E poiché la chemioterapia provoca un calo della conta complessiva delle cellule del sangue, il Dott. Boyd avverte anche le donne di anemia, aumento del rischio di infezione e lividi o sanguinamento più pesanti.

  • L’anemia deriva da un calo dei globuli rossi, che trasportano ossigeno in tutto il corpo. Quando i pazienti diventano anemici, potrebbero sentirsi più stanchi o storditi.
  • L’aumento del rischio di infezione deriva da un calo dei globuli bianchi, che sono una parte vitale del sistema immunitario del corpo. Senza di loro, il tuo corpo potrebbe avere più difficoltà a combattere i batteri.
  • Lividi e sanguinamento più pesanti sono causati da un calo delle piastrine del sangue, le cellule responsabili della formazione di coaguli per rallentare e fermare il sanguinamento. Se qualcuno che riceve la chemioterapia cade o si taglia, l’emorragia può essere difficile da fermare. Lo stesso vale per i lividi, che è un segno di emorragia interna. Con meno piastrine nel sangue, i pazienti possono trovarsi lividi più facilmente durante la chemio.

Un altro effetto collaterale a cui prestare attenzione durante la chemio è la neuropatia, che è un formicolio o intorpidimento che di solito inizia nelle mani o nei piedi. La maggior parte della neuropatia va via da sola, ma il dottor Boyd dice che questo non è sempre il caso. La neuropatia può rendere difficile raccogliere le cose o sentire il terreno sotto i piedi. Per alcuni pazienti, farmaci come la glutammina e piccole dosi di B6 possono aiutare con la neuropatia.

La chemio causa quasi sempre anche un certo livello di nausea, ma fortunatamente i farmaci che bloccano la nausea funzionano abbastanza bene. Durante la chemio, il medico di solito prescriverà da due a tre farmaci che riducono o eliminano nausea e vomito e prevengono la perdita di peso.

E poi c’è l’effetto collaterale della chemioterapia che tutti chiedono: perdita di capelli.

“Nei miei molti anni di trattamento, penso di aver avuto due pazienti che non hanno perso i capelli con la chemioterapia taxol”, dice il dottor Boyd. “In particolare quando viene somministrato ogni tre settimane.”

Quindi, sì, la perdita dei capelli può essere prevista con carboplatino e Taxolo. Ma proprio come con gli altri effetti collaterali, Dr. Boyd dice preparazione è la chiave per gestire la perdita di capelli.

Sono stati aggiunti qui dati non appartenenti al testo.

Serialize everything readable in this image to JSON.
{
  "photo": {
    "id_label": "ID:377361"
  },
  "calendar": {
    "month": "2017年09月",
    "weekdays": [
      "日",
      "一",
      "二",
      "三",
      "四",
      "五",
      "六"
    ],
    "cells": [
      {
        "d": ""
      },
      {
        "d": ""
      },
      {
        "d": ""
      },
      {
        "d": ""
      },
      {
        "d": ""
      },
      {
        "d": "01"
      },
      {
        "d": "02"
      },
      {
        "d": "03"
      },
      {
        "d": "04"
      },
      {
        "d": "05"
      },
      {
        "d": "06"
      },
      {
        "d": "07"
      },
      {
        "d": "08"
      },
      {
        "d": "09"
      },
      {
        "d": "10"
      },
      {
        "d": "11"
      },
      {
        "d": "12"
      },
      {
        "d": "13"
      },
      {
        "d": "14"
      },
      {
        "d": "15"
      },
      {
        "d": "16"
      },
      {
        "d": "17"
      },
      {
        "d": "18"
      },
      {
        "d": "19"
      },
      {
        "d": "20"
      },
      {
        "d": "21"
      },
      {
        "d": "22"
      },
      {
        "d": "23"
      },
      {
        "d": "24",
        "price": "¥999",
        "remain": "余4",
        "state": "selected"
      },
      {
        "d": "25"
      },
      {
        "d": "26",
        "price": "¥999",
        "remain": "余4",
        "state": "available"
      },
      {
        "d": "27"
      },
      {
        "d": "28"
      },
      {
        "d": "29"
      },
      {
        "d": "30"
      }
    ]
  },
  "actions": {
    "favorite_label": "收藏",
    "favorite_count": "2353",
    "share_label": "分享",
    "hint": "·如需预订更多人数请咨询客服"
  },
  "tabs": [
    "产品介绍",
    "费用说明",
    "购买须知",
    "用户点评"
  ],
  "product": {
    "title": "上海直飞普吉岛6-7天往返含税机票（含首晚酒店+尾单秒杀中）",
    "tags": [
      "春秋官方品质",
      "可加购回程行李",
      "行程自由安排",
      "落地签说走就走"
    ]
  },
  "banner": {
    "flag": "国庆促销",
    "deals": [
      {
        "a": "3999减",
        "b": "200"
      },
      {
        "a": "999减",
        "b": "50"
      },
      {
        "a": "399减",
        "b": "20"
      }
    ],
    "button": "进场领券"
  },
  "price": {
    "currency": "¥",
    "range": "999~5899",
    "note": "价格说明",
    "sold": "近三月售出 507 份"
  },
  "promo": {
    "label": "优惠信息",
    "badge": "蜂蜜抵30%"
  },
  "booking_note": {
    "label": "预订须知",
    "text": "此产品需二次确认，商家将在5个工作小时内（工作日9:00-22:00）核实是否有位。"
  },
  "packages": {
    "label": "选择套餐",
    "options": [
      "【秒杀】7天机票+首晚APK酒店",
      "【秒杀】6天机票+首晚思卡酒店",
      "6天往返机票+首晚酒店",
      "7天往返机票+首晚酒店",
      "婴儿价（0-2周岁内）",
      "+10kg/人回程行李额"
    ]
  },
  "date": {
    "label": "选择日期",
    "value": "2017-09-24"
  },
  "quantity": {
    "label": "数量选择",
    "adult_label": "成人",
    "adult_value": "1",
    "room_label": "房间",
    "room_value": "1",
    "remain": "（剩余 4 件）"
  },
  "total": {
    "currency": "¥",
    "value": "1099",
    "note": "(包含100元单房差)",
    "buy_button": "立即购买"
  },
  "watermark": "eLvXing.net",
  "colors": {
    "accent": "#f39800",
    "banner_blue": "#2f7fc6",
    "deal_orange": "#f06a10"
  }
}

Di solito, i capelli inizieranno a cadere dopo il secondo ciclo di chemio. Poiché può essere angosciante vedere i capelli cadere da soli, la dottoressa Boyd suggerisce ai suoi pazienti di radersi la testa prima del tempo. Inoltre, dice, l’assicurazione di solito copre il costo delle parrucche durante la chemio.

Può aiutare a ricordare che gli effetti collaterali associati all’aspetto sono solo temporanei, ma nel frattempo i dispositivi di raffreddamento del cuoio capelluto possono offrire qualche sollievo.

Questo articolo è stato pubblicato da SurvivorNet.